There are a number of point solutions provided by vendors across a vast, complex and rapidly evolving security landscape -- a landscape that has been formed out of the fact that security breaches and vulnerabilities are rising at record rates and causing more damage than ever before, not least because of the injection of AI into the equation -- and that has led to the creation of yet more applications and approaches to tackle that.

But one constant in that mix has been the role of individuals with deep area expertise: ethical hackers and human testers continue to play a major role in how problems get identified and fixed.

But these individuals need assistance and tooling, and that is where a company like PortSwigger comes in.

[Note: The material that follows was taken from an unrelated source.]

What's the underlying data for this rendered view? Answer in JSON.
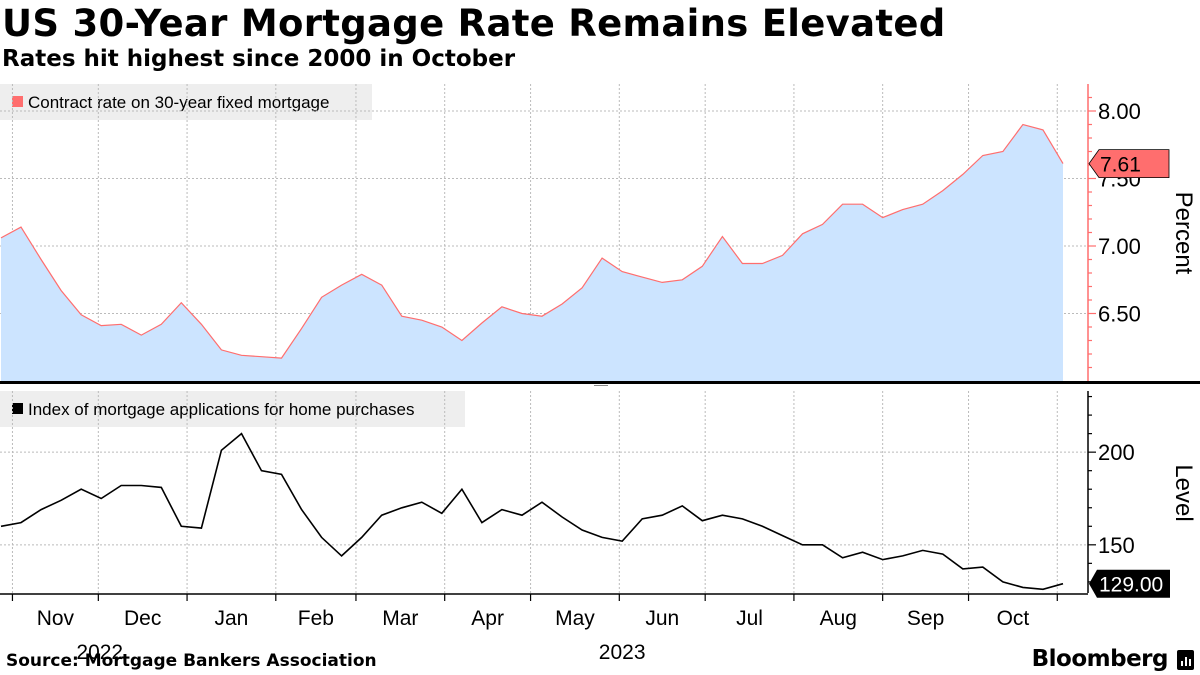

There are others like HackerOne and Bugcrowd that have aimed to productize the role of individual white hat hackers in security operations. Daf notes that these are not competitors to PortSwigger: they partner and his startup provides tooling to those platforms and others like them, which in turn get used by their users.

Longer term, it will be interesting to see what impact newer technologies and architectures will have on the role of individuals in tackling and solving security problems.

Although you might assume that a newer innovation like AI might present a threat in that regard, that is not the case, at least for now. Daf notes that there are a number of repetitive actions that penetration testers might perform that can be improved with automation.

Its sole investor agrees.

“We believe that despite automation, pen testers are still going to be required,” Tim Drager, a partner at Brighton Park, said in an interview. “Experts really understand. The attack surface has grown massively, and APIs have become prime targets, but when you couple that with the shortage of cyber professionals who have deep domain expertise… that’s why you need tools to help those who know what to do be more efficient. We see this as a prime area for growth. PortSwigger gives them super powers.”